I have a shapely polygon representing the boundaries of the city of Los Angeles. I also have a set of ~1 million lat-long points in a geopandas GeoDataFrame, all of which fall within that polygon's minimum bounding box. Some of these points lie within the polygon itself, but others do not. I want to retain only those points within Los Angeles's boundaries, and due to Los Angeles's irregular shape, only approximately 1/3 of the points within its minimum bounding box are within the polygon itself.
Using Python, what is the fastest way to identify which of these points lie within the polygon, given that the points and the polygon have the same minimum bounding box?
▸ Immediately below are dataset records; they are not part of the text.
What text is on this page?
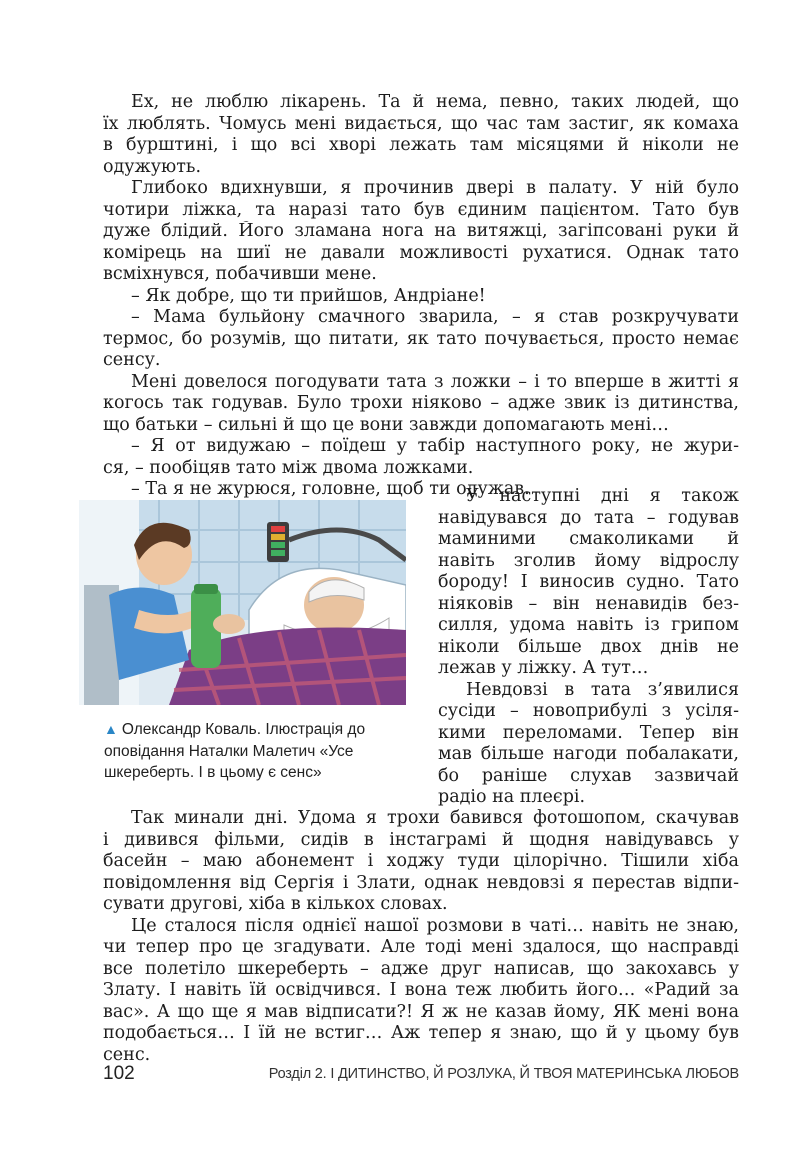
Ех, не люблю лікарень. Та й нема, певно, таких людей, що
їх люблять. Чомусь мені видається, що час там застиг, як комаха
в бурштині, і що всі хворі лежать там місяцями й ніколи не
одужують.
Глибоко вдихнувши, я прочинив двері в палату. У ній було
чотири ліжка, та наразі тато був єдиним пацієнтом. Тато був
дуже блідий. Його зламана нога на витяжці, загіпсовані руки й
комірець на шиї не давали можливості рухатися. Однак тато
всміхнувся, побачивши мене.
– Як добре, що ти прийшов, Андріане!
– Мама бульйону смачного зварила, – я став розкручувати
термос, бо розумів, що питати, як тато почувається, просто немає
сенсу.
Мені довелося погодувати тата з ложки – і то вперше в житті я
когось так годував. Було трохи ніяково – адже звик із дитинства,
що батьки – сильні й що це вони завжди допомагають мені…
– Я от видужаю – поїдеш у табір наступного року, не жури-
ся, – пообіцяв тато між двома ложками.
– Та я не журюся, головне, щоб ти одужав.
▲ Олександр Коваль. Ілюстрація до
оповідання Наталки Малетич «Усе
шкереберть. І в цьому є сенс»
У наступні дні я також
навідувався до тата – годував
маминими смаколиками й
навіть зголив йому відрослу
бороду! І виносив судно. Тато
ніяковів – він ненавидів без-
силля, удома навіть із грипом
ніколи більше двох днів не
лежав у ліжку. А тут…
Невдовзі в тата з’явилися
сусіди – новоприбулі з усіля-
кими переломами. Тепер він
мав більше нагоди побалакати,
бо раніше слухав зазвичай
радіо на плеєрі.
Так минали дні. Удома я трохи бавився фотошопом, скачував
і дивився фільми, сидів в інстаграмі й щодня навідувавсь у
басейн – маю абонемент і ходжу туди цілорічно. Тішили хіба
повідомлення від Сергія і Злати, однак невдовзі я перестав відпи-
сувати другові, хіба в кількох словах.
Це сталося після однієї нашої розмови в чаті… навіть не знаю,
чи тепер про це згадувати. Але тоді мені здалося, що насправді
все полетіло шкереберть – адже друг написав, що закохавсь у
Злату. І навіть їй освідчився. І вона теж любить його… «Радий за
вас». А що ще я мав відписати?! Я ж не казав йому, ЯК мені вона
подобається… І їй не встиг… Аж тепер я знаю, що й у цьому був
сенс.
102	Розділ 2. І ДИТИНСТВО, Й РОЗЛУКА, Й ТВОЯ МАТЕРИНСЬКА ЛЮБОВ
I tried using geopandas and its r-tree spatial index:
sindex = gdf['geometry'].sindex
possible_matches_index = list(sindex.intersection(polygon.bounds))
possible_matches = gdf.iloc[possible_matches_index]
points_in_polygon = possible_matches[possible_matches.intersects(polygon)]
To summarize the problem: when the polygon's bounding box is the same as the set of points', r-tree identifies every point as a possible match, thus offering no speed up. When coupled with lots of points and a polygon with lots of vertices, the intersection process is extremely slow.
Solution: from this geopandas r-tree spatial index tutorial, use a quadrat routine to divide the polygon into sub-polygons. Then, for each sub-polygon, intersect it first with the points' r-tree index to get a small set of possible matches, then intersect those possible matches with the sub-polygon to get the set of precise matches. This offers speed-ups of approx 100x.